Emergency Budget Predictions: Pensions
While reforms of seismic significance are probably unlikely in the Budget slated for 8 July, the Conservative government is now equipped with a parliamentary majority – and Chancellor Osborne wants to outline his own policies for the year ahead. Existing initiatives will be advanced, and new measures almost certainly introduced.
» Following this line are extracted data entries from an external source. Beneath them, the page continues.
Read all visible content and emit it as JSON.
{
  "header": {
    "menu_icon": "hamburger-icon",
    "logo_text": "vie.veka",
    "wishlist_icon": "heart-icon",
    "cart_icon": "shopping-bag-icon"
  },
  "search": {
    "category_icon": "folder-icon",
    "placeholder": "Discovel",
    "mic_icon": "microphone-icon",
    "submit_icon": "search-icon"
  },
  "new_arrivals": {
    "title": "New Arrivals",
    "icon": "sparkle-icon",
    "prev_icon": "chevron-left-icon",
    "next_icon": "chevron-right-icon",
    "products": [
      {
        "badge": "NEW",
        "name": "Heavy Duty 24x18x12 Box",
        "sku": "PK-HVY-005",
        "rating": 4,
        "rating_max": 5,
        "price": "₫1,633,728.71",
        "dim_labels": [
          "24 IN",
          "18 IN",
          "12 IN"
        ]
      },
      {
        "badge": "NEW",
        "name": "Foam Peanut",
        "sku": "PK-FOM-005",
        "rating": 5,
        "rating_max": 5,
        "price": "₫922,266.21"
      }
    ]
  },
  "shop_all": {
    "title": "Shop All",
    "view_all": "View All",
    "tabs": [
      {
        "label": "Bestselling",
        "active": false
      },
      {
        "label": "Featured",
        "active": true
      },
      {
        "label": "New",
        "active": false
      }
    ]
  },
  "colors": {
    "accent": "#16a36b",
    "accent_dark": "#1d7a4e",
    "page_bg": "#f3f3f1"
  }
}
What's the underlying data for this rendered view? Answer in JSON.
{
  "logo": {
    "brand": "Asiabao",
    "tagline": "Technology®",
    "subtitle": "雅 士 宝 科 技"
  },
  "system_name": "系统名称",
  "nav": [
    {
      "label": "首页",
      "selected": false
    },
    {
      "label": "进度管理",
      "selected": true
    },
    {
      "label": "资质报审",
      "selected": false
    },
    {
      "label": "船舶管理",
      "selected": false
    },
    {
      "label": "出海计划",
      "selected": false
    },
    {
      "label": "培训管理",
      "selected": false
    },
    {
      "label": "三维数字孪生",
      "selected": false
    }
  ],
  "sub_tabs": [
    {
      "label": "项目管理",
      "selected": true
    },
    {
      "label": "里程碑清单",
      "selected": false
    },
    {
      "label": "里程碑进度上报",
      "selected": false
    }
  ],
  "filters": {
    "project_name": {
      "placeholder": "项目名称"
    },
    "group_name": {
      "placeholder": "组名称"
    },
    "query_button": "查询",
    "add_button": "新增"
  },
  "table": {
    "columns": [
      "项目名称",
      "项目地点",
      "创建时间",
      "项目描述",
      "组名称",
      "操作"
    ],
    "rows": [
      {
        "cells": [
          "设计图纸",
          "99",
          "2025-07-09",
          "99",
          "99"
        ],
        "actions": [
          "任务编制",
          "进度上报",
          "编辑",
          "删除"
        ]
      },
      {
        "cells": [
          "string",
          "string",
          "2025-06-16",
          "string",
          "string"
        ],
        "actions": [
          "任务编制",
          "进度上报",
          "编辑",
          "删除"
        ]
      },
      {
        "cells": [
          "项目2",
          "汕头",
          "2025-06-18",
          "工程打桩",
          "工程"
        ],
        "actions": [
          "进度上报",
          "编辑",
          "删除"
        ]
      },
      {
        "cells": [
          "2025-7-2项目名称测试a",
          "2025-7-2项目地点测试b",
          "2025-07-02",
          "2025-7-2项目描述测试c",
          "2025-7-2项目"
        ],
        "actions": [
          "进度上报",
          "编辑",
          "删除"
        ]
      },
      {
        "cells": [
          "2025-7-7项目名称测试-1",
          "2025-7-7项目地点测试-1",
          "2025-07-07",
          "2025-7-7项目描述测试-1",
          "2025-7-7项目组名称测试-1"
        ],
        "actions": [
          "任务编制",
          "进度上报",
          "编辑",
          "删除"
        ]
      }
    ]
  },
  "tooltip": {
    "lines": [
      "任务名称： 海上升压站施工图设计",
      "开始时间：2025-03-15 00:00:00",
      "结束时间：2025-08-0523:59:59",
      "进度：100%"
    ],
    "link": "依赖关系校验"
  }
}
YourMoney.com spoke to three pensions experts about their expectations.
“There are many things that could be included in the Budget that could simplify pensions immensely – but these are not headline grabbers, so it’s unlikely they will find their way in,” says Claire Trott, head of technical support at Talbot and Muir.
Nonetheless, she hopes that restriction on transfers for those with protected tax-free cash is addressed, as is the ability to unwind a money purchase scheme pension.
“These changes would mean extending the intentions of the pension freedoms to those who are currently disadvantaged by historical legislation,” Trott says.
Trott also hopes that greater clarity on the resale of annuities will be offered, but isn’t certain it will appear.
Martin Tilley, director of technical services at Dentons Pension Management, would like to see pensions left alone entirely in the Emergency Budget.
“Sadly I can’t see that happening – manifesto pledges need to be honoured and paid for,” he laments.
“Nonetheless, I am hopeful that as Baroness Altmann hasn’t been Pensions Minister for long, the government will be wary of announcing any sweeping changes, for fear that they’ll be perceived as knee jerk and insufficiently thought out.”
Trott believes the election promise to reduce the annual allowance from £40,000 for those earning over £150,000 will be formally announced in the Budget.
The removal of the lifetime allowance (LTA), the limit on the amount of pension benefit that can be drawn from pension schemes, has been long-rumoured, and Baroness Altmann favours the policy.
The move would be popular with both the public and advisers.
“The LTA has been the bane of the industry for almost a decade,” Tilley explains.
“While it had merit when pension contributions were permitted at a significantly higher level, now they aren’t – and imposing both a cap on contributions (through the annual allowance) and a collar on growth (through the lifetime allowance) seems unnecessary.”
Nonetheless, few think it a likely prospect in the near future, much less the Emergency Budget.
“It would be an embarrassing U-turn for the Conservatives, as the March Budget introduced a measure to reduce the LTA to £1m from next April,” says Trott.
Paul Evans, pensions technical manager at Suffolk Life, believes an increase or even removal of the LTA may occur closer to 2020, as “such a positive change would be well received by the voting public before the next election.”
The Conservative manifesto committed the party to a policy of reducing tax relief – currently 45 per cent – on pension contributions for anyone earning over £150,000.
Evans, Trott and Tilley agree that this is the most likely change to emerge on 8 July.
“This was a classic example of a fair idea that wasn’t run by experts first,” believes Tilley.
Since it is often difficult to determine exact earnings ahead of the end of the tax year, individuals and pension providers may not know what relief to apply on mid-year contributions.
“A proportional reduction of the annual allowance, based upon every £2 of earnings above £150,000, is a ham-fisted and administratively complex way of achieving their goal,” Tilley concludes.
Evans thinks it’s likely this will be restated on 8 July – and top rate taxpayers “should consider either topping-up their pensions, or bringing forward regular contributions, so that they are made before the Emergency Budget.”